Desde meados do século XVII, o Estado do Maranhão enfrentava séria crise econômica, pois desde a expulsão dos Holandeses da Região Nordeste do Brasil, a empresa açucareira regional não tinha condições de arcar com os altos custos de importação de escravos africanos. Neste contexto, teve importância a ação do padre Antônio Vieira (1608-1697) que, na década de 1650, como Superior das Missões Jesuíticas no Estado do Maranhão, implantou as bases da ação missionária na região: pregação, batismo, comunhão, crisma, casamento, funeral e educação, nos moldes da cultura portuguesa e das regras estabelecidas pelo Concílio de Trento (1545-1563).

Posteriormente, pela lei de 1º de abril de 1680 a Coroa determinava a abolição da escravidão indígena, sem qualquer exceção, delimitando, mais adiante, as respectivas áreas de atuação das diversas ordens religiosas pagãs.

Para contornar a questão de mão-de-obra, os senhores de engenho locais organizaram tropas para invadir os aldeamentos organizados pelos Jesuítas e capturar indígenas como escravos. Estes indígenas, evangelizados, constituíam a mão-de-obra utilizada pelos religiosos na atividade de coleta das chamadas drogas do sertão. Diante das agressões, a Companhia de Jesus recorreu à Coroa, que interveio e proibiu a escravização do indígena, uma vez que esta não trazia lucros para a Metrópole.

Para solucionar esta questão, a Coroa instituiu a Companhia do Comércio do Maranhão (1682), em moldes semelhantes ao da Companhia Geral do Comércio do Brasil (1649). Pelo Regimento, a nova Companhia deteria o estanco (monopólio) de todo o comércio do Maranhão por um período de vinte anos, com a obrigação de introduzir dez mil escravos africanos (à razão de quinhentas peças por ano), comercializando-os a prazo, a preços tabelados. Além do fornecimento destes escravos, deveria fornecer tecidos manufaturados e outros gêneros europeus necessários à população local, como por exemplo o bacalhau, os vinhos, e a farinha de trigo. Em contrapartida, deveria enviar anualmente a Lisboa pelo menos um navio do Maranhão e outro do Grão-Pará, com produtos locais. O cacau, a baunilha, o pau-cravo e o tabaco, produzidos na região, seriam vendidos exclusivamente à Companhia, por preços tabelados. Para obtenção da farinha de mandioca necessária à alimentação dos africanos escravizados, era permitido à Companhia recorrer à mão-de-obra indígena, remunerando-a de acordo com a legislação em vigor.
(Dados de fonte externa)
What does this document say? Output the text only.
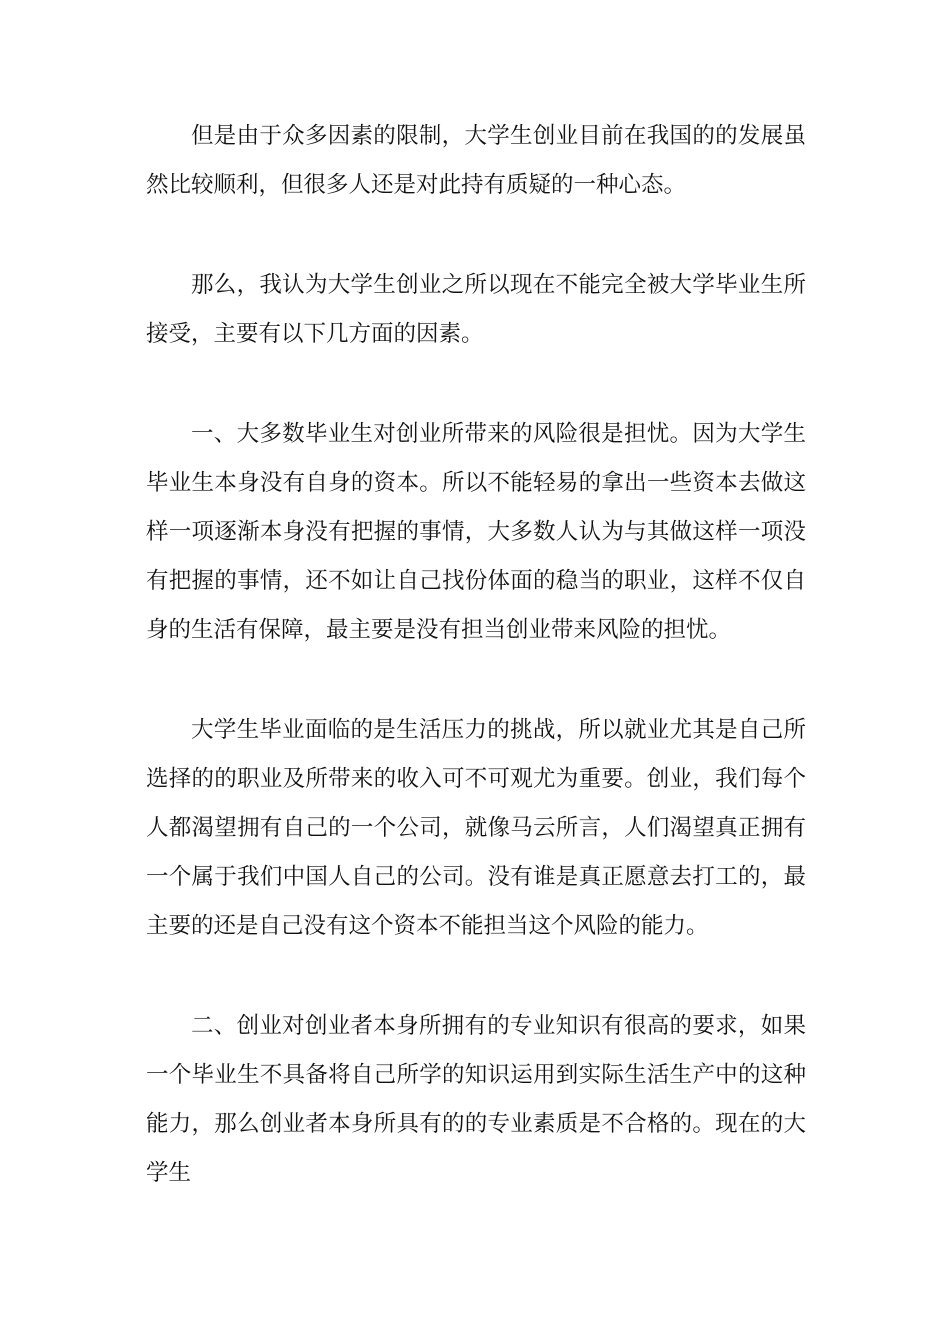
但是由于众多因素的限制，大学生创业目前在我国的的发展虽然比较顺利，但很多人还是对此持有质疑的一种心态。

那么，我认为大学生创业之所以现在不能完全被大学毕业生所接受，主要有以下几方面的因素。

一、大多数毕业生对创业所带来的风险很是担忧。因为大学生毕业生本身没有自身的资本。所以不能轻易的拿出一些资本去做这样一项逐渐本身没有把握的事情，大多数人认为与其做这样一项没有把握的事情，还不如让自己找份体面的稳当的职业，这样不仅自身的生活有保障，最主要是没有担当创业带来风险的担忧。

大学生毕业面临的是生活压力的挑战，所以就业尤其是自己所选择的的职业及所带来的收入可不可观尤为重要。创业，我们每个人都渴望拥有自己的一个公司，就像马云所言，人们渴望真正拥有一个属于我们中国人自己的公司。没有谁是真正愿意去打工的，最主要的还是自己没有这个资本不能担当这个风险的能力。

二、创业对创业者本身所拥有的专业知识有很高的要求，如果一个毕业生不具备将自己所学的知识运用到实际生活生产中的这种能力，那么创业者本身所具有的的专业素质是不合格的。现在的大学生
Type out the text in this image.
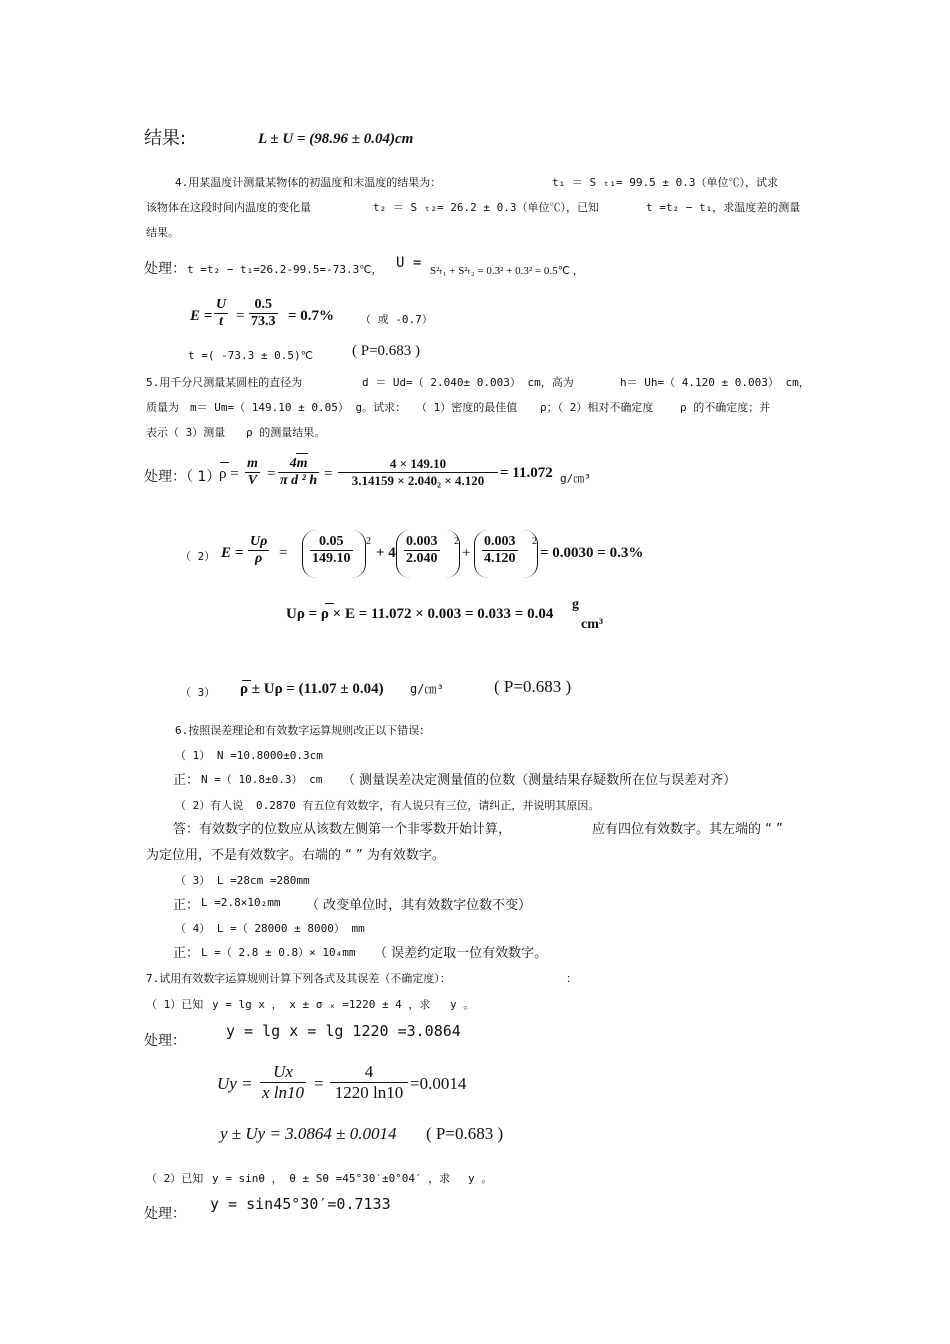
结果:	L ± U = (98.96 ± 0.04)cm
4.用某温度计测量某物体的初温度和末温度的结果为：	t₁ ＝ S ₜ₁= 99.5 ± 0.3（单位℃），试求
该物体在这段时间内温度的变化量	t₂ ＝ S ₜ₂= 26.2 ± 0.3（单位℃），已知	t =t₂ − t₁，求温度差的测量
结果。
处理： t =t₂ − t₁=26.2-99.5=-73.3℃， U = S²ₜ₁ + S²ₜ₂ = 0.3² + 0.3² = 0.5℃ ，
$E = \frac{U}{t} = \frac{0.5}{73.3} = 0.7\%$ （ 或 -0.7）
t =( -73.3 ± 0.5)℃	( P=0.683 )
5.用千分尺测量某圆柱的直径为	d ＝ Ud=（ 2.040± 0.003） cm，高为	h＝ Uh=（ 4.120 ± 0.003） cm，
质量为 m＝ Um=（ 149.10 ± 0.05） g。试求： （ 1）密度的最佳值 ρ；（ 2）相对不确定度 ρ 的不确定度；并
表示（ 3）测量 ρ 的测量结果。
处理：（ 1）
$\rho = \frac{m}{V} = \frac{4m}{\text{π d ² h}} = \frac{4 \times 149.10}{\text{3.14159 × 2.040₂ × 4.120}} = 11.072$ g/㎝³
（ 2） $E = \frac{U\rho}{\rho} = \frac{0.05}{149.10} 2$
+ $4 \frac{0.003}{2.040} 2$
+ $\frac{0.003}{4.120} 2$
= 0.0030 = 0.3%
Uρ = ρ × E = 11.072 × 0.003 = 0.033 = 0.04
g
cm³
（ 3） ρ ± Uρ = (11.07 ± 0.04) g/㎝³	( P=0.683 )
6.按照误差理论和有效数字运算规则改正以下错误：
（ 1） N =10.8000±0.3cm
正： N =（ 10.8±0.3） cm （ 测量误差决定测量值的位数（测量结果存疑数所在位与误差对齐）
（ 2）有人说 0.2870 有五位有效数字，有人说只有三位，请纠正，并说明其原因。
答：有效数字的位数应从该数左侧第一个非零数开始计算，	应有四位有效数字。其左端的 “ ”
为定位用，不是有效数字。右端的 “ ” 为有效数字。
（ 3） L =28cm =280mm
正： L =2.8×10₂mm （ 改变单位时，其有效数字位数不变）
（ 4） L =（ 28000 ± 8000） mm
正： L =（ 2.8 ± 0.8）× 10₄mm （ 误差约定取一位有效数字。
7.试用有效数字运算规则计算下列各式及其误差（不确定度）：	：
（ 1）已知 y = lg x ， x ± σ ₓ =1220 ± 4 ，求 y 。
处理：
y = lg x = lg 1220 =3.0864
$Uy = \frac{Ux}{\text{x ln10}} = \frac{4}{1220 \ln 10} =0.0014$
y ± Uy = 3.0864 ± 0.0014 ( P=0.683 )
（ 2）已知 y = sinθ ， θ ± Sθ =45°30′±0°04′ ，求 y 。
处理：
y = sin45°30′=0.7133
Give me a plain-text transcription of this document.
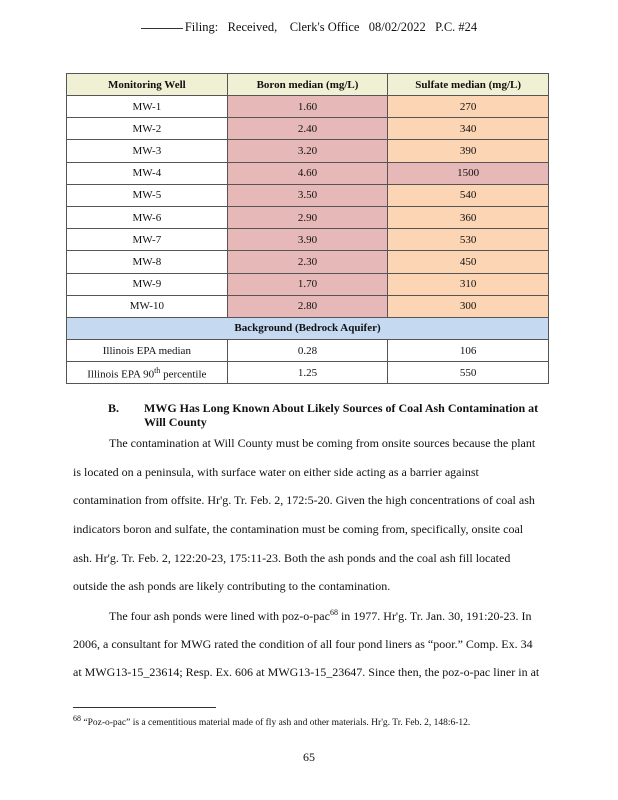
Filing: Received, Clerk's Office 08/02/2022 P.C. #24
Monitoring Well	Boron median (mg/L)	Sulfate median (mg/L)
MW-1	1.60	270
MW-2	2.40	340
MW-3	3.20	390
MW-4	4.60	1500
MW-5	3.50	540
MW-6	2.90	360
MW-7	3.90	530
MW-8	2.30	450
MW-9	1.70	310
MW-10	2.80	300
Background (Bedrock Aquifer)		
Illinois EPA median	0.28	106
Illinois EPA 90th percentile	1.25	550
B. MWG Has Long Known About Likely Sources of Coal Ash Contamination at Will County
The contamination at Will County must be coming from onsite sources because the plant
is located on a peninsula, with surface water on either side acting as a barrier against
contamination from offsite. Hr'g. Tr. Feb. 2, 172:5-20. Given the high concentrations of coal ash
indicators boron and sulfate, the contamination must be coming from, specifically, onsite coal
ash. Hr'g. Tr. Feb. 2, 122:20-23, 175:11-23. Both the ash ponds and the coal ash fill located
outside the ash ponds are likely contributing to the contamination.
The four ash ponds were lined with poz-o-pac$^{68}$ in 1977. Hr'g. Tr. Jan. 30, 191:20-23. In
2006, a consultant for MWG rated the condition of all four pond liners as “poor.” Comp. Ex. 34
at MWG13-15_23614; Resp. Ex. 606 at MWG13-15_23647. Since then, the poz-o-pac liner in at
$^{68}$ “Poz-o-pac” is a cementitious material made of fly ash and other materials. Hr'g. Tr. Feb. 2, 148:6-12.
65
Graças à intercessão do Governador Francisco de Sá de Meneses, apenas os jesuítas e franciscanos ficaram livres do monopólio exercido pela Companhia.

Posteriormente à ocupação do Colégio dos Jesuítas, foram expulsos do Maranhão os vinte e sete religiosos ali encontrados.

Na segunda metade desse século a administração do Marquês de Pombal (1750-1777) tentou encaminhar soluções para as graves questões da região. A administração pombalina, dentro da política reformista adotada, criou, entre outras medidas, a Companhia Geral de Comércio do Grão-Pará e Maranhão.

Aproveitando-se oportunamente de situações externas favoráveis - a Revolução Industrial que ocorria na Inglaterra e a Guerra da independência das treze Colônias inglesas na América - a Companhia, em meados do século XVIII, estimulou o plantio do algodão no Maranhão, financiando esta atividade.